Italianate architecture

Runshaw Hall

Material
  
Red brick with yellow stone dressings

Similar
  
Euxton Hall Chapel, Yarrow Bridge, Croston Hall, Rivington Unitarian Chapel, Buckshaw Hall

Runshaw Hall is a grade II listed 19th-century country house in Runshaw Hall Lane, Euxton, Chorley, Lancashire, England, which has been converted into apartments. It is surrounded by parkland containing a pond and woodland.

Map of Runshaw Hall, Euxton, Chorley, UK

The hall is an italianate rectangular two-storey building built of red brick with yellow stone dressing and a hipped slate roof. There are 6 bays along the longer side and 3 along the shorter.

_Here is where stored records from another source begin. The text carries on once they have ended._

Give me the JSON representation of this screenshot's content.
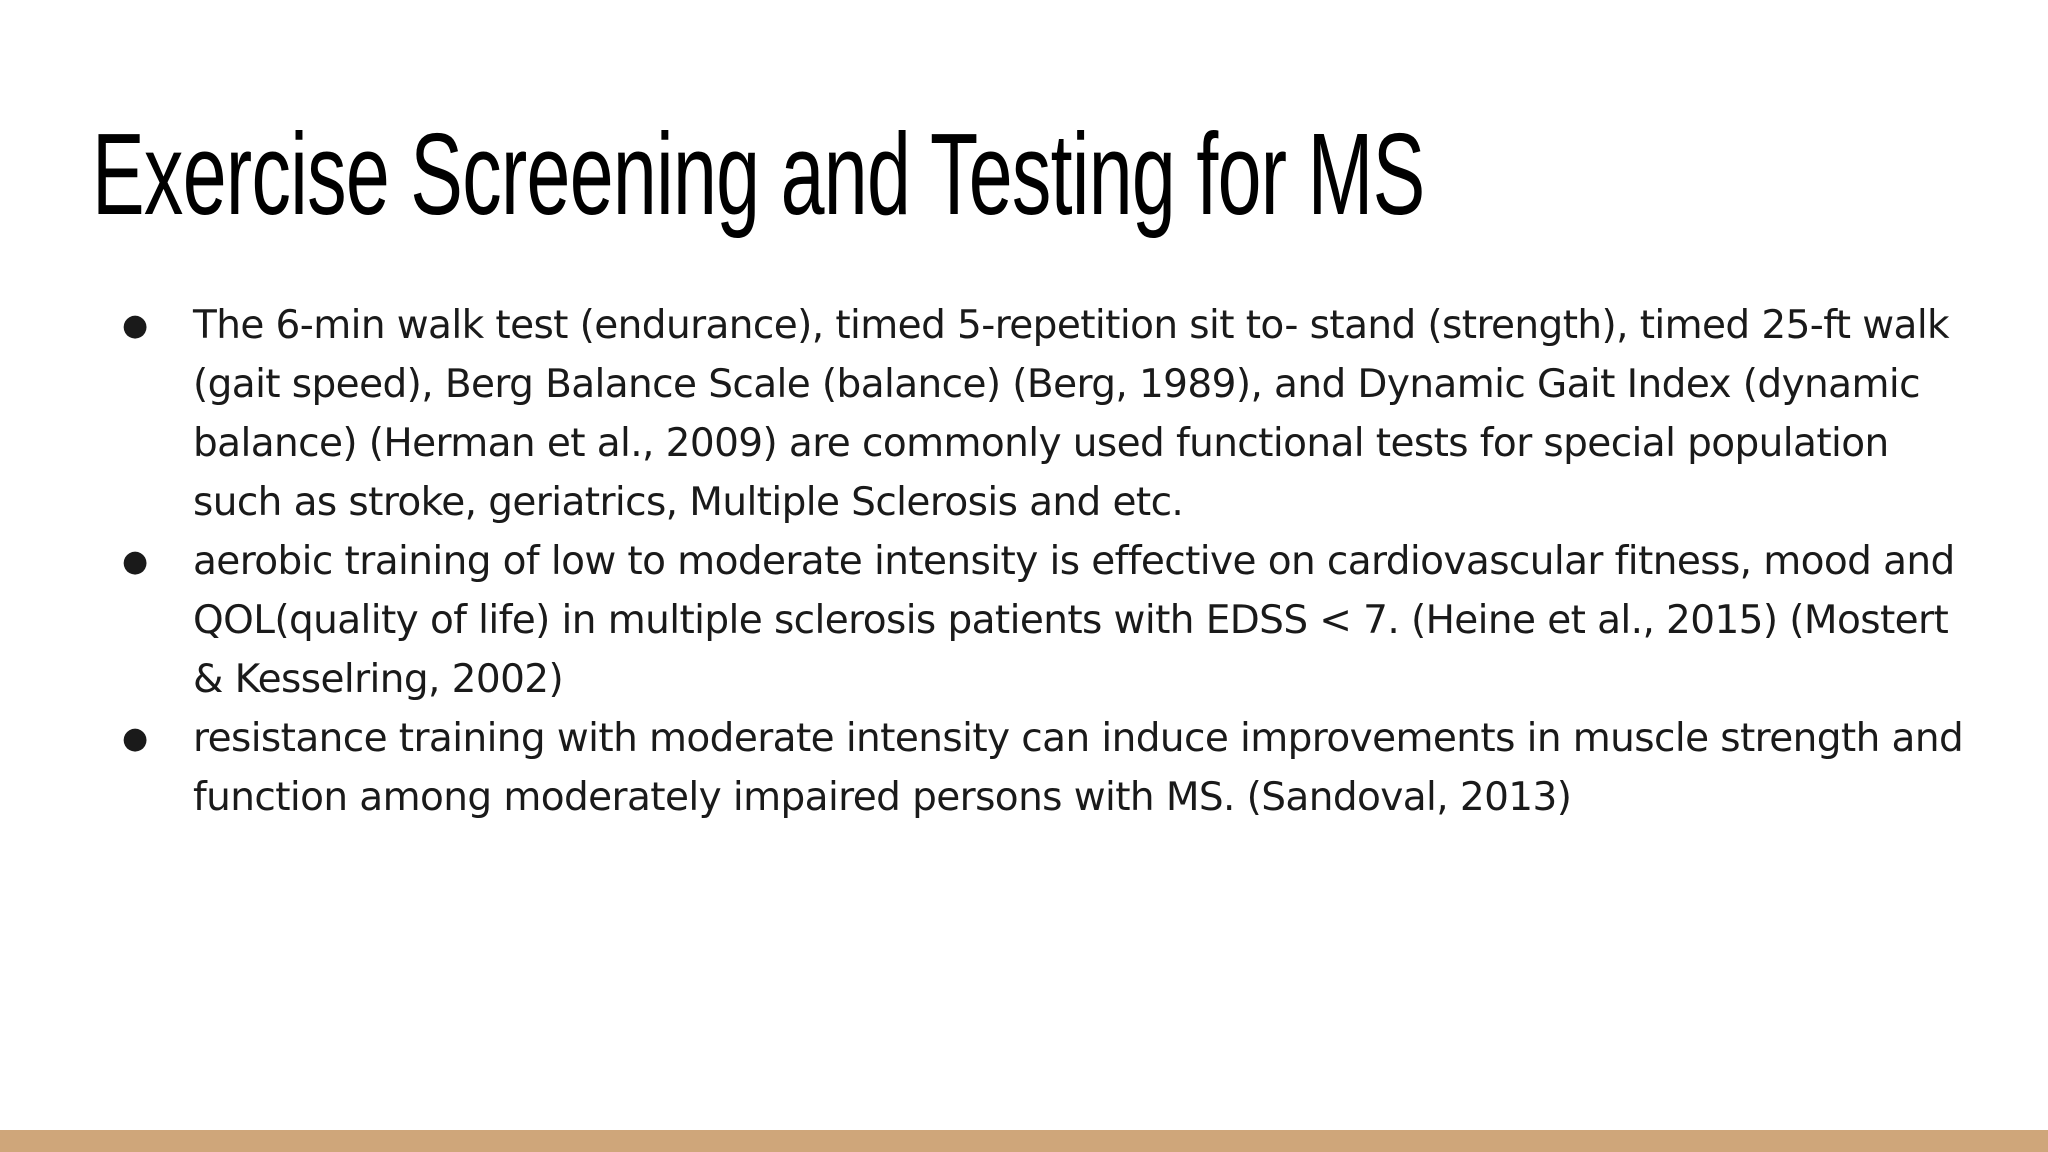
{
  "slide": {
    "title": "Exercise Screening and Testing for MS",
    "bullets": [
      "The 6-min walk test (endurance), timed 5-repetition sit to- stand (strength), timed 25-ft walk (gait speed), Berg Balance Scale (balance) (Berg, 1989), and Dynamic Gait Index (dynamic balance) (Herman et al., 2009) are commonly used functional tests for special population such as stroke, geriatrics, Multiple Sclerosis and etc.",
      "aerobic training of low to moderate intensity is effective on cardiovascular fitness, mood and QOL(quality of life) in multiple sclerosis patients with EDSS < 7. (Heine et al., 2015) (Mostert & Kesselring, 2002)",
      "resistance training with moderate intensity can induce improvements in muscle strength and function among moderately impaired persons with MS. (Sandoval, 2013)"
    ],
    "bullet_symbol": "●"
  },
  "colors": {
    "background": "#ffffff",
    "text": "#1a1a1a",
    "footer_bar": "#cfa67a"
  }
}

In earlier times a previous property belonged successively to the Lancasters of Rainhill and the Farnworth family, who vacated the hall c.1747 on the death of Edward farnworth. The current house was built in 1862 and was acquired by William Bretherton. On his death in 1890 it passed to his second son Norris Bretherton (1860–1924). Before and after the Second World War it was a run by the Brothers of Charity as a Residential Home for mentally challenged young men, after which it served as a restaurant in the 1970s. After a fire it was converted to an apartment complex.